It’s something we’re sure every horse owner wants — a true bond with your horse. Nothing is more rewarding than hearing a whinnied greeting from your four-legged favourite, or have him approach you in the field eager for a scratch.
For horse trainer and equine adventurer Emma Massingale, building a bond with your horse is linked not just to the hours you spend in the saddle, it’s also everything in between.
“We’re all looking for those special moments with our horses,” Emma says. “You can tell your horse is comfortable with you if he’s consistently relaxed, with a soft eye and low head. When a horse really likes you, he loves to interact.”
Take a beat
A horse owner’s schedule rarely has wiggle-room, but Emma says making time to break the monotony of your horse’s day goes a long way.
“A lot of us fall into the mindset that most worthwhile time we can spend with them is in the school or out on a hack. So, we get to the yard and we get busy to squeeze everything in. And, while we want our horses to respect and listen to us, leaders in natural herds aren’t the best liked – it’s the horses who are catalysts for fun who have the most friends!”
Making time to interact with your horse without asking anything of him is a great place to start.
“Allow your horse to see you in a non-demanding scenario,” continues Emma. “If you don’t have time to ride, but do have a few minutes to scroll or have a cup of tea, spend that time in his stable with him. If you’re grooming, don’t just groom to get him clean. Notice how he reacts to certain brushes, keep your eyes peeled for any favourite scratching spots and spend a few extra minutes on them.
According to Emma, you can bond with your horse in your ridden work, too.

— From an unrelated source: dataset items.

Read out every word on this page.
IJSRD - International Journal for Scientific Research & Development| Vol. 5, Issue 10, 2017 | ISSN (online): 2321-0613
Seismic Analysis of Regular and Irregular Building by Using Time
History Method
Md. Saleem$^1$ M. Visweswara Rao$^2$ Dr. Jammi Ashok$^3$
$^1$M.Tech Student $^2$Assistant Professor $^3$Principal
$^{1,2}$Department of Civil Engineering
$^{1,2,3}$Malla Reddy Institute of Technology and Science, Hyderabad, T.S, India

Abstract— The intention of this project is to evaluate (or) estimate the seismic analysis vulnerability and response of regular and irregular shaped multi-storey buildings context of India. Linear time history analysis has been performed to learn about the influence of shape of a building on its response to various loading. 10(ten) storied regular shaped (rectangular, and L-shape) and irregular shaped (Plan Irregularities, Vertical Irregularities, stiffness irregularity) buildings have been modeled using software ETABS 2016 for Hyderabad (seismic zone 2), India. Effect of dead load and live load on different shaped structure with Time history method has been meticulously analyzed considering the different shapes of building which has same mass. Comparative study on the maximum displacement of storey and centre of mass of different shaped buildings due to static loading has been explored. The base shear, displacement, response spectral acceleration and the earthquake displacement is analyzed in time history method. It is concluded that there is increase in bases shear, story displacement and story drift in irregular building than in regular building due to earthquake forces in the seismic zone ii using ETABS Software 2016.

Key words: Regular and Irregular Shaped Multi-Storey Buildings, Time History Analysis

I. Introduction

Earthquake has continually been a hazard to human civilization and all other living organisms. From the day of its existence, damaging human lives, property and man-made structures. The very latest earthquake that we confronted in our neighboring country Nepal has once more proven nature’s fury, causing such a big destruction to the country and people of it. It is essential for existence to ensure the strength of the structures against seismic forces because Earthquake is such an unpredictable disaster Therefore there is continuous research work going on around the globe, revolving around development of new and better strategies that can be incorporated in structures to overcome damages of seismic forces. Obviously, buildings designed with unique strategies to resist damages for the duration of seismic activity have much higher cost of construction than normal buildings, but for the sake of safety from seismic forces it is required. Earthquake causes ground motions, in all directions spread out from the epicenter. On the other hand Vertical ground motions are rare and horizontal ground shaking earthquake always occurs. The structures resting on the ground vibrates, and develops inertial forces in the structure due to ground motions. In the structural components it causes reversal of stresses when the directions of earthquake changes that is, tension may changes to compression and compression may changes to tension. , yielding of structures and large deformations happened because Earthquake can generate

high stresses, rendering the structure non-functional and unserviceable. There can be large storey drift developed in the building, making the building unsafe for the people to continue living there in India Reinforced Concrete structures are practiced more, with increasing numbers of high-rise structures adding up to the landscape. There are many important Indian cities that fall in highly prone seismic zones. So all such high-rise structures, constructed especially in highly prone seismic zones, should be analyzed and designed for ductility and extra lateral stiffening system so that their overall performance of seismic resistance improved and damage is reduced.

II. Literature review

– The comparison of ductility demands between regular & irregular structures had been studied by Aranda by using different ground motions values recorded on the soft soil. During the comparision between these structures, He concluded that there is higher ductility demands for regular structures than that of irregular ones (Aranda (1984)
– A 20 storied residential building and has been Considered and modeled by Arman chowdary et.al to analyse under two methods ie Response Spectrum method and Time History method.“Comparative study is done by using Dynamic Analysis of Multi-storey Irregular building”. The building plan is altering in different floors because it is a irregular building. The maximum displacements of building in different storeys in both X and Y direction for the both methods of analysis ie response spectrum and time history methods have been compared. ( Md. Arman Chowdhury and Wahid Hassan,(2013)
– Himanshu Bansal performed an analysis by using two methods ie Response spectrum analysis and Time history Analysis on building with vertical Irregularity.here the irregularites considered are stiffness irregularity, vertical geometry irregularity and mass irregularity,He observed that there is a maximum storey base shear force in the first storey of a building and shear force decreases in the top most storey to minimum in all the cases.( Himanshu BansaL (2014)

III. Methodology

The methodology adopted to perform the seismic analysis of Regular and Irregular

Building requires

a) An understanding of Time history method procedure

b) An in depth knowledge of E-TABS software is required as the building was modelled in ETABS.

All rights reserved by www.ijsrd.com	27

“If your schooling session goes well, wrap up early and spend that extra few minutes hand grazing,” advises Emma. “Similarly, if you’ve had a really good hack where he’s been braver than usual, jump off and walk the last few minutes as a reward. There are so many day-to-day things you can do to show your horse you’re more than just the person who comes with the tack and asks him to work.”
Look at lifestyle
Emma approaches bonding with horses holistically, taking routine and management into account.
“I always ask: is the horse happy in his whole life, and what can I control?” she says. “For example, look at his stable- and field-mates. In the past, I’ve used a screen between a stable partition when a neighbour became anxious around food. Similarly, consider your horse’s field companions. Horses like to feel safe, so ensuring he’s with the right kind of playmates will help shape the behaviour you’d like to see.”
Addressing your horse’s happiness and comfort more generally works because horses, says Emma, are like elephants.
“They don’t forget anything. Just as they know we give them food, they know if we’re leading them into a situation they don’t like. So, if they’re not keen on their neighbour or field-mates, they won’t thank us for placing them in those environments. However, if you’re leading them to a happy place – just as if you end your ride positively or scratch their itchy spot for a few moments – they’ll associate that good feeling with you.”